In a desperate struggle, Robertson killed four members of the German gun crew before wrestling away control of the machine gun and turning it on the remaining Germans. With the enemy in retreat of Robertson’s fire, his platoon advanced and joined his position.

The Second Battle of Passchendaele was now moving in the allies’ favour, and most of the units had reached their goals. As Robertson’s platoon advanced towards theirs, two friendly snipers fell injured in front of his trench. Robertson went out and carried one of them back to safety under heavy fire, but when he tried to skirt enemy fire a second time an enemy shell exploded, killing him.

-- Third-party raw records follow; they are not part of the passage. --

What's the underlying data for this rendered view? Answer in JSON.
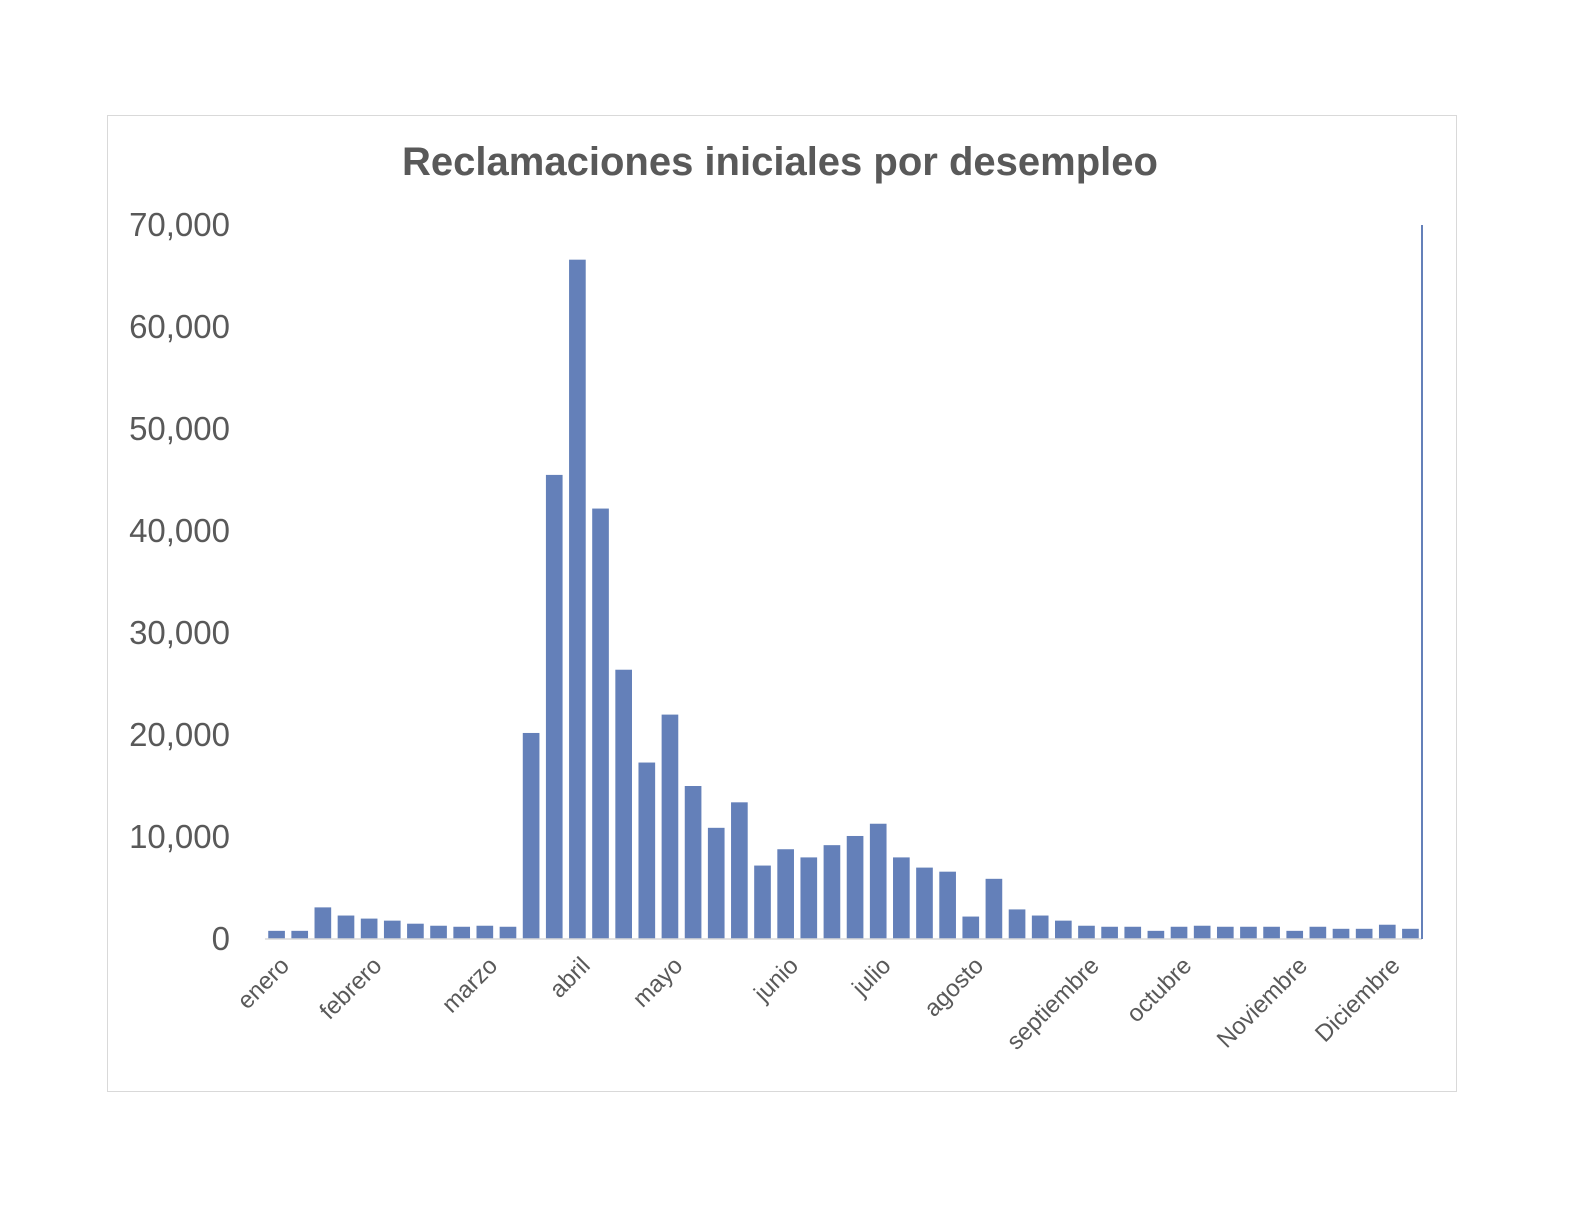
{
  "chart_data": {
    "type": "bar",
    "title": "Reclamaciones iniciales por desempleo",
    "xlabel": "",
    "ylabel": "",
    "ylim": [
      0,
      70000
    ],
    "yticks": [
      0,
      10000,
      20000,
      30000,
      40000,
      50000,
      60000,
      70000
    ],
    "ytick_labels": [
      "0",
      "10,000",
      "20,000",
      "30,000",
      "40,000",
      "50,000",
      "60,000",
      "70,000"
    ],
    "bar_color": "#6480b9",
    "grid": false,
    "category_labels": [
      {
        "label": "enero",
        "index": 0
      },
      {
        "label": "febrero",
        "index": 4
      },
      {
        "label": "marzo",
        "index": 9
      },
      {
        "label": "abril",
        "index": 13
      },
      {
        "label": "mayo",
        "index": 17
      },
      {
        "label": "junio",
        "index": 22
      },
      {
        "label": "julio",
        "index": 26
      },
      {
        "label": "agosto",
        "index": 30
      },
      {
        "label": "septiembre",
        "index": 35
      },
      {
        "label": "octubre",
        "index": 39
      },
      {
        "label": "Noviembre",
        "index": 44
      },
      {
        "label": "Diciembre",
        "index": 48
      }
    ],
    "values": [
      800,
      800,
      3100,
      2300,
      2000,
      1800,
      1500,
      1300,
      1200,
      1300,
      1200,
      20200,
      45500,
      66600,
      42200,
      26400,
      17300,
      22000,
      15000,
      10900,
      13400,
      7200,
      8800,
      8000,
      9200,
      10100,
      11300,
      8000,
      7000,
      6600,
      2200,
      5900,
      2900,
      2300,
      1800,
      1300,
      1200,
      1200,
      800,
      1200,
      1300,
      1200,
      1200,
      1200,
      800,
      1200,
      1000,
      1000,
      1400,
      1000
    ]
  }
}
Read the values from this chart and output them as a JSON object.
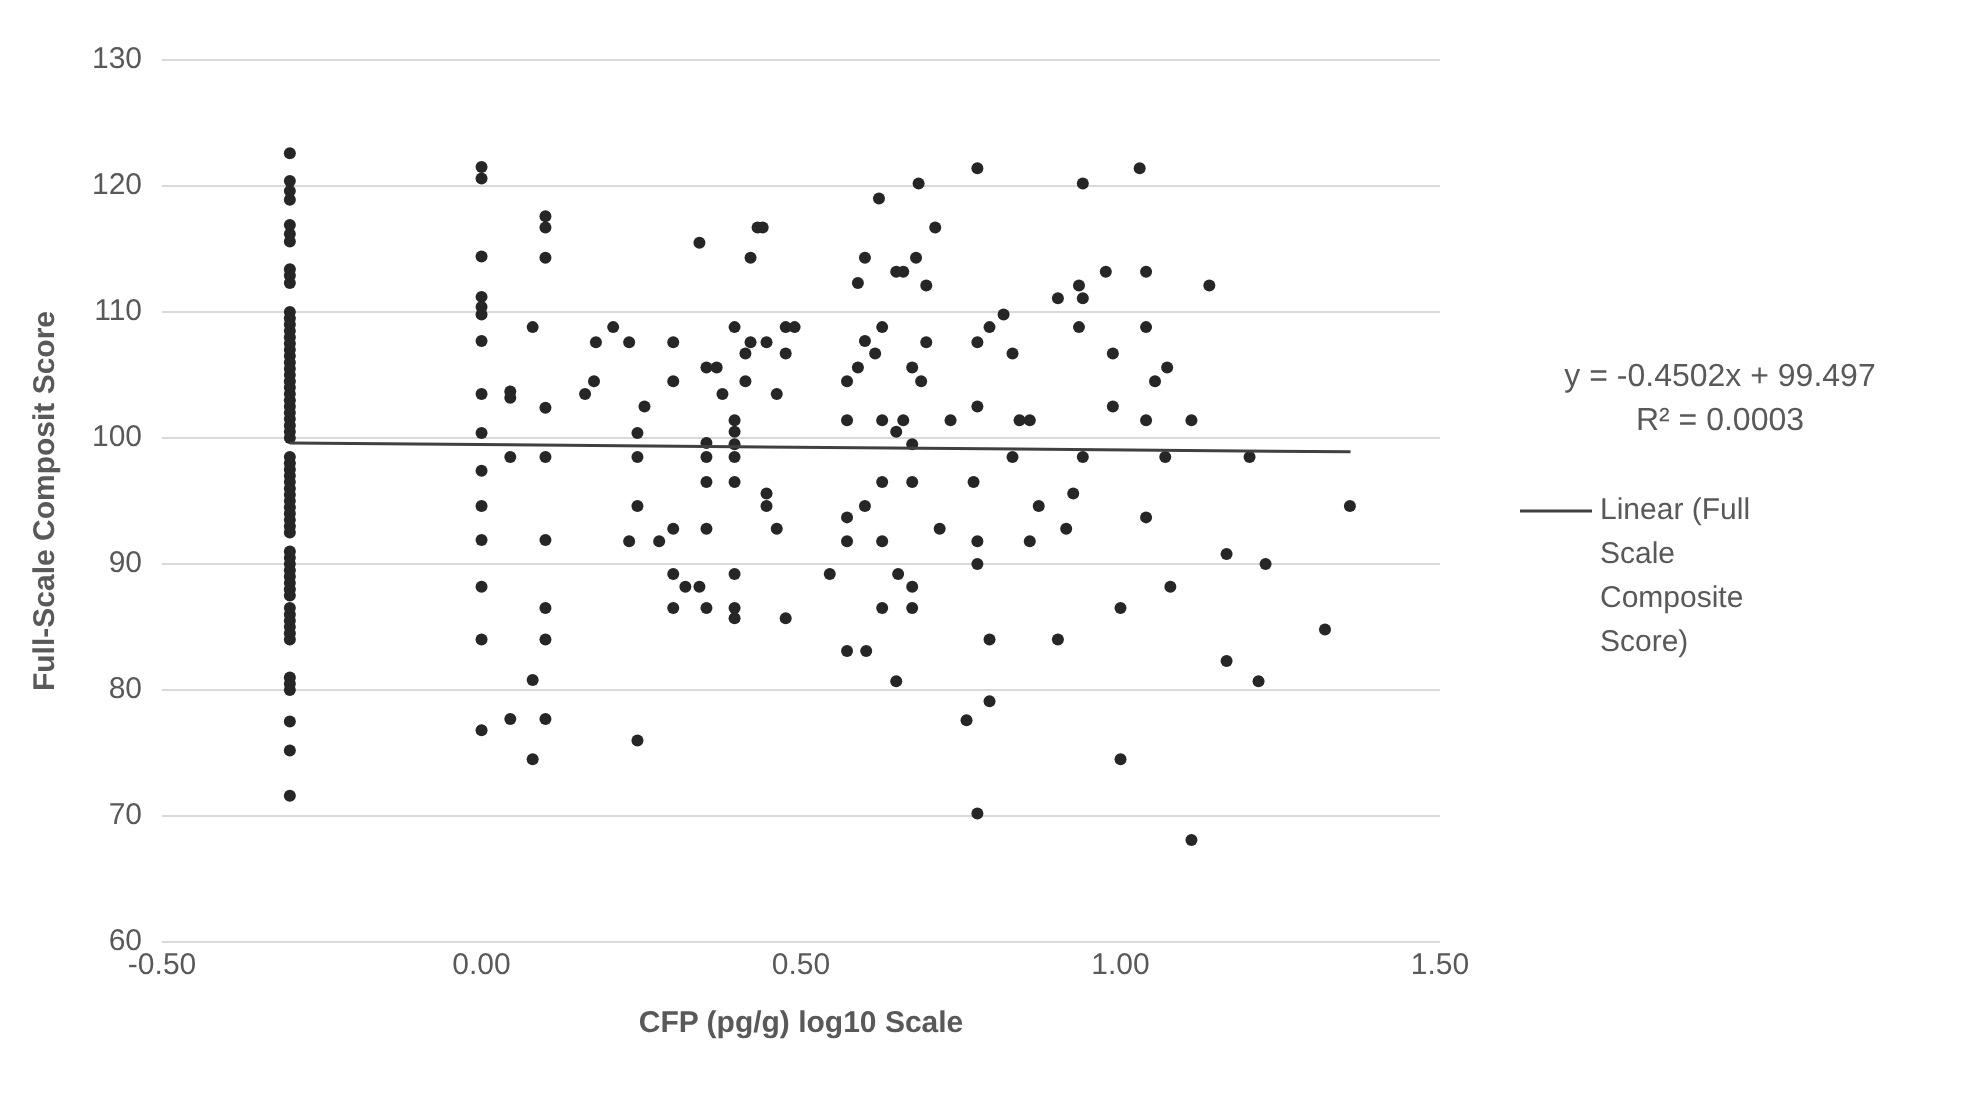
{
  "chart_data": {
    "type": "scatter",
    "xlabel": "CFP (pg/g) log10 Scale",
    "ylabel": "Full-Scale Composit Score",
    "xlim": [
      -0.5,
      1.5
    ],
    "xticks": [
      {
        "value": -0.5,
        "label": "-0.50"
      },
      {
        "value": 0,
        "label": "0.00"
      },
      {
        "value": 0.5,
        "label": "0.50"
      },
      {
        "value": 1,
        "label": "1.00"
      },
      {
        "value": 1.5,
        "label": "1.50"
      }
    ],
    "ylim": [
      60,
      130
    ],
    "yticks": [
      60,
      70,
      80,
      90,
      100,
      110,
      120,
      130
    ],
    "grid": "y",
    "legend": "right",
    "annotations": [
      "y = -0.4502x + 99.497",
      "R² = 0.0003"
    ],
    "series": [
      {
        "type": "scatter",
        "color": "#262626",
        "marker": "circle",
        "x": [
          -0.3,
          -0.3,
          -0.3,
          -0.3,
          -0.3,
          -0.3,
          -0.3,
          -0.3,
          -0.3,
          -0.3,
          -0.3,
          -0.3,
          -0.3,
          -0.3,
          -0.3,
          -0.3,
          -0.3,
          -0.3,
          -0.3,
          -0.3,
          -0.3,
          -0.3,
          -0.3,
          -0.3,
          -0.3,
          -0.3,
          -0.3,
          -0.3,
          -0.3,
          -0.3,
          -0.3,
          -0.3,
          -0.3,
          -0.3,
          -0.3,
          -0.3,
          -0.3,
          -0.3,
          -0.3,
          -0.3,
          -0.3,
          -0.3,
          -0.3,
          -0.3,
          -0.3,
          -0.3,
          -0.3,
          -0.3,
          -0.3,
          -0.3,
          -0.3,
          -0.3,
          -0.3,
          -0.3,
          -0.3,
          -0.3,
          -0.3,
          -0.3,
          -0.3,
          -0.3,
          -0.3,
          -0.3,
          -0.3,
          -0.3,
          0,
          0,
          0,
          0,
          0,
          0,
          0,
          0,
          0,
          0,
          0,
          0,
          0,
          0,
          0,
          0.045,
          0.045,
          0.045,
          0.045,
          0.08,
          0.08,
          0.08,
          0.1,
          0.1,
          0.1,
          0.1,
          0.1,
          0.1,
          0.1,
          0.1,
          0.1,
          0.162,
          0.176,
          0.179,
          0.206,
          0.231,
          0.231,
          0.244,
          0.244,
          0.244,
          0.244,
          0.255,
          0.278,
          0.3,
          0.3,
          0.3,
          0.3,
          0.3,
          0.319,
          0.341,
          0.341,
          0.352,
          0.368,
          0.352,
          0.352,
          0.352,
          0.352,
          0.352,
          0.377,
          0.396,
          0.396,
          0.396,
          0.396,
          0.396,
          0.396,
          0.396,
          0.396,
          0.396,
          0.413,
          0.413,
          0.421,
          0.421,
          0.432,
          0.44,
          0.446,
          0.446,
          0.446,
          0.462,
          0.462,
          0.476,
          0.476,
          0.476,
          0.49,
          0.545,
          0.572,
          0.572,
          0.572,
          0.572,
          0.572,
          0.589,
          0.589,
          0.6,
          0.6,
          0.6,
          0.602,
          0.616,
          0.622,
          0.627,
          0.627,
          0.627,
          0.627,
          0.627,
          0.649,
          0.649,
          0.649,
          0.66,
          0.66,
          0.652,
          0.674,
          0.674,
          0.674,
          0.674,
          0.674,
          0.68,
          0.684,
          0.688,
          0.696,
          0.696,
          0.71,
          0.717,
          0.734,
          0.759,
          0.77,
          0.776,
          0.776,
          0.776,
          0.776,
          0.776,
          0.776,
          0.795,
          0.795,
          0.795,
          0.817,
          0.831,
          0.831,
          0.842,
          0.858,
          0.858,
          0.872,
          0.902,
          0.902,
          0.915,
          0.926,
          0.935,
          0.935,
          0.941,
          0.941,
          0.941,
          0.977,
          0.988,
          0.988,
          1,
          1,
          1.03,
          1.04,
          1.04,
          1.04,
          1.04,
          1.054,
          1.073,
          1.07,
          1.078,
          1.111,
          1.111,
          1.139,
          1.166,
          1.166,
          1.202,
          1.216,
          1.227,
          1.32,
          1.359
        ],
        "values": [
          122.6,
          120.4,
          119.6,
          118.9,
          116.9,
          116.2,
          115.6,
          113.4,
          112.9,
          112.3,
          110,
          109.5,
          109,
          108.5,
          108,
          107.5,
          107,
          106.5,
          106,
          105.5,
          105,
          104.5,
          104,
          103.5,
          103,
          102.5,
          102,
          101.5,
          101,
          100.5,
          100,
          98.5,
          98,
          97.5,
          97,
          96.5,
          96,
          95.5,
          95,
          94.5,
          94,
          93.5,
          93,
          92.5,
          91,
          90.5,
          90,
          89.5,
          89,
          88.5,
          88,
          87.5,
          86.5,
          86,
          85.5,
          85,
          84.5,
          84,
          81,
          80.5,
          80,
          77.5,
          75.2,
          71.6,
          121.5,
          120.6,
          114.4,
          111.2,
          110.4,
          109.8,
          107.7,
          103.5,
          100.4,
          97.4,
          94.6,
          91.9,
          88.2,
          84,
          76.8,
          103.7,
          103.2,
          98.5,
          77.7,
          108.8,
          80.8,
          74.5,
          117.6,
          116.7,
          114.3,
          102.4,
          98.5,
          91.9,
          86.5,
          84,
          77.7,
          103.5,
          104.5,
          107.6,
          108.8,
          107.6,
          91.8,
          100.4,
          98.5,
          94.6,
          76,
          102.5,
          91.8,
          107.6,
          104.5,
          92.8,
          89.2,
          86.5,
          88.2,
          88.2,
          115.5,
          105.6,
          105.6,
          99.6,
          98.5,
          96.5,
          92.8,
          86.5,
          103.5,
          108.8,
          101.4,
          100.5,
          99.5,
          98.5,
          96.5,
          89.2,
          86.5,
          85.7,
          106.7,
          104.5,
          107.6,
          114.3,
          116.7,
          116.7,
          107.6,
          95.6,
          94.6,
          103.5,
          92.8,
          108.8,
          106.7,
          85.7,
          108.8,
          89.2,
          104.5,
          101.4,
          93.7,
          91.8,
          83.1,
          105.6,
          112.3,
          107.7,
          114.3,
          94.6,
          83.1,
          106.7,
          119,
          108.8,
          101.4,
          96.5,
          91.8,
          86.5,
          113.2,
          100.5,
          80.7,
          113.2,
          101.4,
          89.2,
          105.6,
          99.5,
          96.5,
          88.2,
          86.5,
          114.3,
          120.2,
          104.5,
          107.6,
          112.1,
          116.7,
          92.8,
          101.4,
          77.6,
          96.5,
          121.4,
          107.6,
          102.5,
          91.8,
          90,
          70.2,
          108.8,
          84,
          79.1,
          109.8,
          106.7,
          98.5,
          101.4,
          101.4,
          91.8,
          94.6,
          111.1,
          84,
          92.8,
          95.6,
          112.1,
          108.8,
          111.1,
          120.2,
          98.5,
          113.2,
          106.7,
          102.5,
          86.5,
          74.5,
          121.4,
          113.2,
          108.8,
          101.4,
          93.7,
          104.5,
          105.6,
          98.5,
          88.2,
          101.4,
          68.1,
          112.1,
          90.8,
          82.3,
          98.5,
          80.7,
          90,
          84.8,
          94.6
        ]
      },
      {
        "type": "line",
        "name": "Linear (Full Scale Composite Score)",
        "color": "#404040",
        "marker": "none",
        "line_style": "solid",
        "x": [
          -0.3,
          1.36
        ],
        "values": [
          99.6,
          98.9
        ]
      }
    ]
  }
}
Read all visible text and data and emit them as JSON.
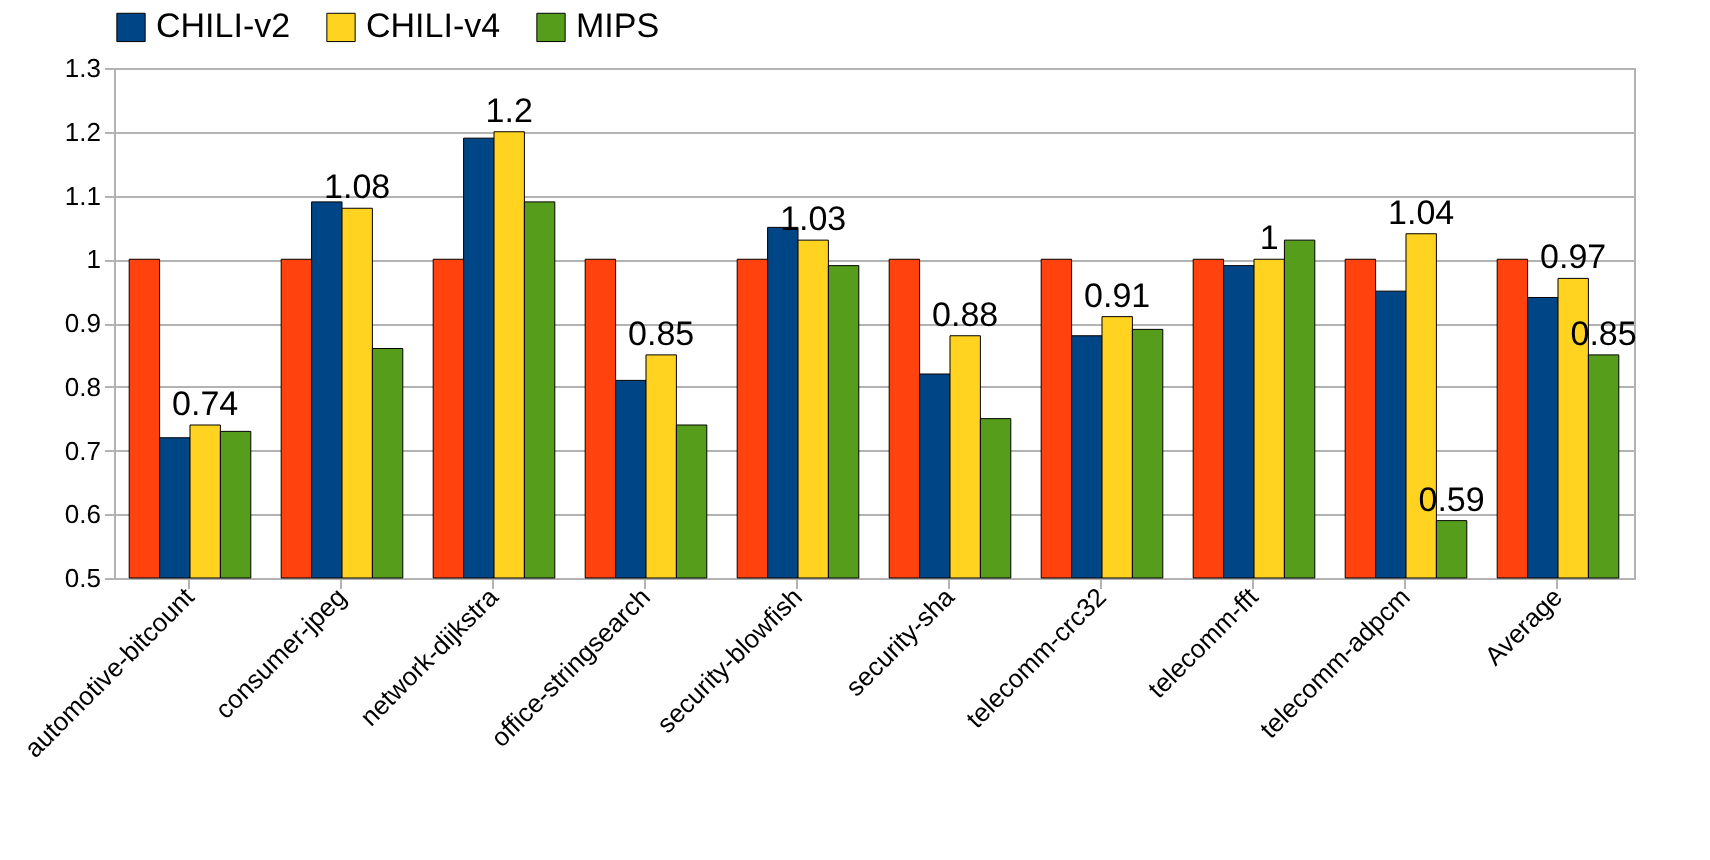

Robertson remains rest in the Tyne Cot Cemetery, five miles north of the Belgian town Ypres. His marker was dubbed “Plot LVIII. Row D. Grave 26,” but his name is still remembered today by both his community and his nation.

The first Canadian hero-class vessel built for the Canadian Coast Guard and launched in May 2012 is named the CCGS Private Robertson V.C. It now patrols the Great Lake.

Here in Springhill, however, it is the community cenotaph which holds Robertson’s name for us to remember and those of the Browns, the Whites, the MacDonalds and all the other families whose loved ones paid the ultimate price.